Dominés par les fans islandais dans les tribunes, les joueurs britanniques ont subi la loi de capitaine Gunnarsson et de siens.

Que dire de cette pauvre formation anglaise, peu convaincante depuis les trois coups ? Sinon que Roy Hodgson, déjà décrié avant cette rencontre, n’a pas résisté à la douche islandaise, véritable humiliation.

Mis sous pression par le président de la Fédération, le sélectionneur, maintenu malgré le désastreux Mondial 2014, a pris les devants dès la fin du match. "J’aurais aimé rester deux ans de plus, mais c’est à quelqu’un d’autre de prendre le relais", a-t-il déclaré. "Nous ne sommes pas allés aussi loin que nous le voulions; ce n’est pas acceptable."

Lors de ses sept derniers matches de phase finale, le technicien (68 ans) n’aura décroché qu’une victoire, arrachée contre les Gallois dans le temps additionnel (2-1) à Lens.
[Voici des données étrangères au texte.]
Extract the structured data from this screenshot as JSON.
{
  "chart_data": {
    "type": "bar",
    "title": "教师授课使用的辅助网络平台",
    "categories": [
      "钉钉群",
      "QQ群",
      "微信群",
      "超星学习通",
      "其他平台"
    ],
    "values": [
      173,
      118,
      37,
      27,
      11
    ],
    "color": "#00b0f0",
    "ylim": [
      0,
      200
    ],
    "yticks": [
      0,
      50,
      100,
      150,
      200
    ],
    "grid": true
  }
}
"Je remercie tout le staff de la Fédération et les supporters. Ces quatre dernières années ont été un fantastique voyage, sur lequel je me retourne avec fierté."

Le séisme face à l’Islande, plus petit pays européen jamais qualifié en 8e de finale, lui a donc été fatal. "Je vous remercie, vous les médias pour la confiance que vous m’avez accordée", a-t-il lancé ironiquement en conclusion.

Jamais avare d’un bon mot, l’ancien buteur Gary Lineker a tweeté un cruel : "C’est la pire défaite de notre histoire. L’Angleterre a été battue par un pays où il y a plus de volcans que de footballeurs professionnels. Bien joué l’Islande."

Alan Shearer, ancien capitaine de l’Angleterre, n’a pas été plus tendre sur les réseaux sociaux : "Angleterre : épouvantable. Pathétique. Inepte. Bien joué l’Islande, vous avez été excellents."